Look around your home to see if window dressings can be swapped to better fit another room. Thrift stores and craft store clearance bins are great resources for sheer fabrics that require only a simple hem to be transformed into beautiful window dressings. Decorative drape hardware is relatively inexpensive and generally requires only a standard household drill to install. Small lamps placed in darker areas are a great alternative to bright overhead lighting and provide a more focused light source to ease eye strain in workspaces.
Our yards, porches and patios are often subject to neglect during the winter. Pruning hedges and sweeping the stoop aren’t top on our agenda when the temperatures are low; these activities are pushed aside in favor of getting ice off the walk and making a hot cup of tea.
For those that live in one-family homes, the task of tidying up the front of your home may seem daunting, but a few quick fixes will have you improving the look of the yard without spending a dime. Trimming unruly hedges and trees unclutters your outdoor space and is quickly accomplished with the help of pruning shears or an electric hedge trimmer. For those that do not have a front yard, making the entrance to your home welcoming is simple: sweep away dust and leaves from the front porch and trash old items such as wreaths and plants that have passed their prime. Swap out your welcome mat or ornaments with a brighter, inexpensive ones.

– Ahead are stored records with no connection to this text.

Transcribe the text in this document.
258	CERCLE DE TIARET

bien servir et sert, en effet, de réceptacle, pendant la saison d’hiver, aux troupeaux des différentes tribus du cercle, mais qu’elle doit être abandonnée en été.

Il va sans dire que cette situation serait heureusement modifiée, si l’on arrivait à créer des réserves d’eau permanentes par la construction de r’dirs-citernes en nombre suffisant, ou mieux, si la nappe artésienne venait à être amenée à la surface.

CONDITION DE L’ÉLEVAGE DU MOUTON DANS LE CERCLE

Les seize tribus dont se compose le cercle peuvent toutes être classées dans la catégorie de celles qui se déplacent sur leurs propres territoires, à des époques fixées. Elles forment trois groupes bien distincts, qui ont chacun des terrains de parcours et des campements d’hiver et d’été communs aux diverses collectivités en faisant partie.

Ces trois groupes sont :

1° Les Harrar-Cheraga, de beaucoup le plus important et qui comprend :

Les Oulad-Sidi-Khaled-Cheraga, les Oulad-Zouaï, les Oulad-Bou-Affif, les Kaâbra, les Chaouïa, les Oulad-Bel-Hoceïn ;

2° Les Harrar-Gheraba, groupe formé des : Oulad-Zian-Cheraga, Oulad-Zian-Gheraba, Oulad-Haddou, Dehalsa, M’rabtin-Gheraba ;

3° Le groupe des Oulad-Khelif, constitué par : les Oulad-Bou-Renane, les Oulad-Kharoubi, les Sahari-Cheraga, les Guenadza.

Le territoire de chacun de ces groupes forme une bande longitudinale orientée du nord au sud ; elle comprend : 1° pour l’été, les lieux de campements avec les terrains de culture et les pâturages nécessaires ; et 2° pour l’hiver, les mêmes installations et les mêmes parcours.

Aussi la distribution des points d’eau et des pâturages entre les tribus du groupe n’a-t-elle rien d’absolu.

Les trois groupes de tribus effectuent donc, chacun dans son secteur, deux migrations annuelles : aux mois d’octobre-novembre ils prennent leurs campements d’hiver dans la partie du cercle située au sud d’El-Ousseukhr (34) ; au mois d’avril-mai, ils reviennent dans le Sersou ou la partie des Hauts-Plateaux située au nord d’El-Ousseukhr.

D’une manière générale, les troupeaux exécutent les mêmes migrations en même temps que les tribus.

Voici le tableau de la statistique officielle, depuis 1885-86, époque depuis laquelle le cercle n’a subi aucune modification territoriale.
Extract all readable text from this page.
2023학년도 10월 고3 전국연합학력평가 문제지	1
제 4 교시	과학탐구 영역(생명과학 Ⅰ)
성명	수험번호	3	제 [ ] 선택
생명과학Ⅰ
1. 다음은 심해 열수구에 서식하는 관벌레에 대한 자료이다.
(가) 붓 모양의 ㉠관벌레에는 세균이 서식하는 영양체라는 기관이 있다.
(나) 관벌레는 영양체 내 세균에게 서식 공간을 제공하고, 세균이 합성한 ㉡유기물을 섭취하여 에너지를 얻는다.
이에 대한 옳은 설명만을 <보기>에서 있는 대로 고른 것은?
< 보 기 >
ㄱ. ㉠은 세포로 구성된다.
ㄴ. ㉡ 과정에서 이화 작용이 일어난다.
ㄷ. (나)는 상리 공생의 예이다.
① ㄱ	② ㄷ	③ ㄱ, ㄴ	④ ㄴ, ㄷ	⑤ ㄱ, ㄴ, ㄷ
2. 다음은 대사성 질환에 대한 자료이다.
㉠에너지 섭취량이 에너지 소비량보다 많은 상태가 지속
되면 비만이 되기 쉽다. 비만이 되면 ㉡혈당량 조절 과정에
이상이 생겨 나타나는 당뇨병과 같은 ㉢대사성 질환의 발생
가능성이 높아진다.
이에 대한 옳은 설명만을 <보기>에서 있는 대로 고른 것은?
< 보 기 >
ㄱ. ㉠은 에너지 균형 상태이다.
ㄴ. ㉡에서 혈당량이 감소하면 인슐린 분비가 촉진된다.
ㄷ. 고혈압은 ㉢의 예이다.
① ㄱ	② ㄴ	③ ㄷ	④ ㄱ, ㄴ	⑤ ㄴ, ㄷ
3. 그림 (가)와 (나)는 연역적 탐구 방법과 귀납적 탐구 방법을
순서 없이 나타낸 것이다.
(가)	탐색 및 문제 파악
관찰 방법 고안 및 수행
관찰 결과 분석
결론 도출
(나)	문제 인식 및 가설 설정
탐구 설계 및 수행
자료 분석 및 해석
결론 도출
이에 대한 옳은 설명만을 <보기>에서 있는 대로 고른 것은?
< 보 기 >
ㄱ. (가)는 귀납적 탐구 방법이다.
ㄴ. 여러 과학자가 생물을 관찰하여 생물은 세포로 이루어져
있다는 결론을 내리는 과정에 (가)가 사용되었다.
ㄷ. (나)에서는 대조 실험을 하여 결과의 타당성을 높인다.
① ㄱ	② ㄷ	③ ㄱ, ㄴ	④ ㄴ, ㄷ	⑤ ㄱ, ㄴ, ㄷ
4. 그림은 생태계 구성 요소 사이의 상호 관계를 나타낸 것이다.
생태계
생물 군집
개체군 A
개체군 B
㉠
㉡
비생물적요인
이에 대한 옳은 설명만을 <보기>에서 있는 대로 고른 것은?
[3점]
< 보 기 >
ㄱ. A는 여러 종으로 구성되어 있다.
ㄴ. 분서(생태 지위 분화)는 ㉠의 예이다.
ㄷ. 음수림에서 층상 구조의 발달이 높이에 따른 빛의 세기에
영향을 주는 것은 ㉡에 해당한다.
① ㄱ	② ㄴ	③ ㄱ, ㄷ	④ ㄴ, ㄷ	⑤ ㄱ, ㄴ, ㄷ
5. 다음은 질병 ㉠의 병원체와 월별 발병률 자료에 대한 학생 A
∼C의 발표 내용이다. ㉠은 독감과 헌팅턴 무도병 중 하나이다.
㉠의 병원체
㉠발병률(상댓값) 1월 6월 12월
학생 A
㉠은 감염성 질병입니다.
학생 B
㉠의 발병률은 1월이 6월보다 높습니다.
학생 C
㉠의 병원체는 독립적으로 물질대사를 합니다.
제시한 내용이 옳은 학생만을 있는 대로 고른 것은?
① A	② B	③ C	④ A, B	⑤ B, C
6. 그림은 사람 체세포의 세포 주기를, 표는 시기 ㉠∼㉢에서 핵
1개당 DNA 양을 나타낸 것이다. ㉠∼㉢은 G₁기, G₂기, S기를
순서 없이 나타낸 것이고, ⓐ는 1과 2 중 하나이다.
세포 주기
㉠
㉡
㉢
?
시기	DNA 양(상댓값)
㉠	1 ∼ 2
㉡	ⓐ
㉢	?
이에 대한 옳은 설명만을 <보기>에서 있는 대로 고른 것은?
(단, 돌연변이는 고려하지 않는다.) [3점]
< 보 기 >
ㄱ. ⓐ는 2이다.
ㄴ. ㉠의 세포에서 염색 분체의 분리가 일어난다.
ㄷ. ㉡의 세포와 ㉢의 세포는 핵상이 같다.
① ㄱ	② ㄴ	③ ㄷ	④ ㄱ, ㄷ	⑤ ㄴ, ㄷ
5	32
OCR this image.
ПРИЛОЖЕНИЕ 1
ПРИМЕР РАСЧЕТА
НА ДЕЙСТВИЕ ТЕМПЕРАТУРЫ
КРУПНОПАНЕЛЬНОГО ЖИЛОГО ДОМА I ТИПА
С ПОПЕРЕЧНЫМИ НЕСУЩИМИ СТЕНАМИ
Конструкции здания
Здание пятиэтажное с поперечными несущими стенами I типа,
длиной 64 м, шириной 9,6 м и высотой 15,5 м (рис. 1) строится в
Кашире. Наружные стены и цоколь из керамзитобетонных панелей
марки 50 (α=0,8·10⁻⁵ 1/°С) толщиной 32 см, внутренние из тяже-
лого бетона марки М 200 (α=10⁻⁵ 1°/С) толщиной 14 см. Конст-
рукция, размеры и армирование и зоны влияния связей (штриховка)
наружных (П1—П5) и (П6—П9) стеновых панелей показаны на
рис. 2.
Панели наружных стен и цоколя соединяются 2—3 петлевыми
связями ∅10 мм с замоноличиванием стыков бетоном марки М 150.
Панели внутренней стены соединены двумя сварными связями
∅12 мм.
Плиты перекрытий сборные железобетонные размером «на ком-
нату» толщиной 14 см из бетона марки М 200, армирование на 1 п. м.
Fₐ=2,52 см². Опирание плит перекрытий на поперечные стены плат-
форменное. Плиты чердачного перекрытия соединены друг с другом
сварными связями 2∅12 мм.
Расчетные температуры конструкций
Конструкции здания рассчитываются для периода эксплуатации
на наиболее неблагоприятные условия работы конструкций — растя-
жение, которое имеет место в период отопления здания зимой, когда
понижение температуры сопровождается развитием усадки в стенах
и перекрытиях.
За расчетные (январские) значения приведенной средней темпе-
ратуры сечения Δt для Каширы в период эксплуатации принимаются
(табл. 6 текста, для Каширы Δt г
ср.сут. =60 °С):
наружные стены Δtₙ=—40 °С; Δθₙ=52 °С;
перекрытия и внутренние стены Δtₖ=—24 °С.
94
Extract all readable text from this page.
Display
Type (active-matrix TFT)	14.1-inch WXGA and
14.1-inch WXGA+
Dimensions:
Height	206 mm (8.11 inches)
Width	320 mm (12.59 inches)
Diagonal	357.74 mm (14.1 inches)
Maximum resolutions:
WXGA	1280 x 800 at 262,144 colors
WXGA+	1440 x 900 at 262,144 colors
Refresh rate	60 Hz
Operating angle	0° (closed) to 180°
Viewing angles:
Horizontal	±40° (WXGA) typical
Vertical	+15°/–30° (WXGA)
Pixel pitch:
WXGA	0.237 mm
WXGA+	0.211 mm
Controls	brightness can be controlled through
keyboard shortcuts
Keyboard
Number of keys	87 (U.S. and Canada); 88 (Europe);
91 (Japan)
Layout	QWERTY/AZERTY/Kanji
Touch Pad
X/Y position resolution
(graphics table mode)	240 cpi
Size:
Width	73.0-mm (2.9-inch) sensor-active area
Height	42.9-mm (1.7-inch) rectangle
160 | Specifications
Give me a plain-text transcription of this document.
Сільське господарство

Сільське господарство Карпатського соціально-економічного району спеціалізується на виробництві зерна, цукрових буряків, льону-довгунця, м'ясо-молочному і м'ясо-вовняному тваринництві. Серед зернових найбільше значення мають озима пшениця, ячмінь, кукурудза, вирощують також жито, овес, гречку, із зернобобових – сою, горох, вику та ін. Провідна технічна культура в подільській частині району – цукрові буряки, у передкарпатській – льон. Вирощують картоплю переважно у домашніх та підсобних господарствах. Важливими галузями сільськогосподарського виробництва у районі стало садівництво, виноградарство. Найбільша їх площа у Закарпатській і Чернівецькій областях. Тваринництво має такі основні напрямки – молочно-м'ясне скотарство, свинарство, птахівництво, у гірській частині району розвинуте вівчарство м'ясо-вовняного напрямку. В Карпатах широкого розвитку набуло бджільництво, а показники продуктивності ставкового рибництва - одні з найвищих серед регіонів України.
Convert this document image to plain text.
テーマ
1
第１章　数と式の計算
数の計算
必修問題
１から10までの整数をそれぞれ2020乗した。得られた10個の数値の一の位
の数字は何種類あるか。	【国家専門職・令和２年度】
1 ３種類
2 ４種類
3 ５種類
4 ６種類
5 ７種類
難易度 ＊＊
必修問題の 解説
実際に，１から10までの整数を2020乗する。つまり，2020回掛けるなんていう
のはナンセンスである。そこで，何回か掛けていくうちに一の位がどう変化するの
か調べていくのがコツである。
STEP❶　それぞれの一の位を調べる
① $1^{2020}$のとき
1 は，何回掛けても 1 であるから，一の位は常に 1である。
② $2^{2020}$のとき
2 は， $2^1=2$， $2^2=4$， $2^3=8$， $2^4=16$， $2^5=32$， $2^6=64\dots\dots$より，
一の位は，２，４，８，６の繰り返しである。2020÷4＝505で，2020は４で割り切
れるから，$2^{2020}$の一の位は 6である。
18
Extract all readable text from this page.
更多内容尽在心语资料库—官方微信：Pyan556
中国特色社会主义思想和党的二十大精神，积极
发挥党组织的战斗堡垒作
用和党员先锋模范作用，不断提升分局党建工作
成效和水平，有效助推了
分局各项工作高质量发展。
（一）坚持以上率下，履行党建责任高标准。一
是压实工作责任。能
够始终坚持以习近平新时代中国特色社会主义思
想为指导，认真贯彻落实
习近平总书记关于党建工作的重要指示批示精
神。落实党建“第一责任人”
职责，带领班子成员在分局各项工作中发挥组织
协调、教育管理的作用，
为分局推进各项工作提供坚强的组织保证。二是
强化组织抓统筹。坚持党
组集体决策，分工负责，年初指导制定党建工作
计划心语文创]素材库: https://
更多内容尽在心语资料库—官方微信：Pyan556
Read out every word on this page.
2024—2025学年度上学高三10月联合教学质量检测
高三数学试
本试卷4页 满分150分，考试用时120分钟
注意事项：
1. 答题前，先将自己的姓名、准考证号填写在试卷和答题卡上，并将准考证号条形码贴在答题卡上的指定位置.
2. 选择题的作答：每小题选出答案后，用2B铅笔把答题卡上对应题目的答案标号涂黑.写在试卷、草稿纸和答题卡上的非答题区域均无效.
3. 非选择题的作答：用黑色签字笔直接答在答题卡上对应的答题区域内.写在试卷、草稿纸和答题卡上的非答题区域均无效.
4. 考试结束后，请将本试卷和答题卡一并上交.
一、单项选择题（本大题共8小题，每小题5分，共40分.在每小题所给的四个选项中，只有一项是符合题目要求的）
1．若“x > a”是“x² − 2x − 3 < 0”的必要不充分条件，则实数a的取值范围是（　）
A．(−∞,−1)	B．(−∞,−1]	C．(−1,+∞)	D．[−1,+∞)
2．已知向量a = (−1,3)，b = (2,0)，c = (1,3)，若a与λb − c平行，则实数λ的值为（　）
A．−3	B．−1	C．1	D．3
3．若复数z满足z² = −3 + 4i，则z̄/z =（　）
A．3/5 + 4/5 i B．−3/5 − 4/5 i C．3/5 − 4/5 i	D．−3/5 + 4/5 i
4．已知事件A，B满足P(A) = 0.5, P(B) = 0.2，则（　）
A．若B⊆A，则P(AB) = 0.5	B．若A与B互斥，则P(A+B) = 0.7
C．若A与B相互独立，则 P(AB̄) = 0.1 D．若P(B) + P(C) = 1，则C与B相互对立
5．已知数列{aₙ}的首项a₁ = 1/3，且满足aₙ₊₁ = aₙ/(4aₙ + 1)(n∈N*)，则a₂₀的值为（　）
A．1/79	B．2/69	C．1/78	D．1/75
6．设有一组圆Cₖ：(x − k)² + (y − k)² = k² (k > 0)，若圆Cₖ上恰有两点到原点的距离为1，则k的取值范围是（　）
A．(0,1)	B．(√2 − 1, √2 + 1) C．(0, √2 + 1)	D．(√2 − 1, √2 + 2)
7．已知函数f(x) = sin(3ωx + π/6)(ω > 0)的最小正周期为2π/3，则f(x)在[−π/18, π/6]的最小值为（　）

While you’re pacing around your home, don’t forget to go around back to look at your patio or deck. Feel like you need new patio chairs? Before you rush out to replace them, wash them with soap and water to brighten them. Replace the patio chair cushions if they are overly worn or faded. To spruce up the area, adding a few outdoor plants are a great way to add ambiance without spending a ton of cash.
How are you fixing up your home for spring?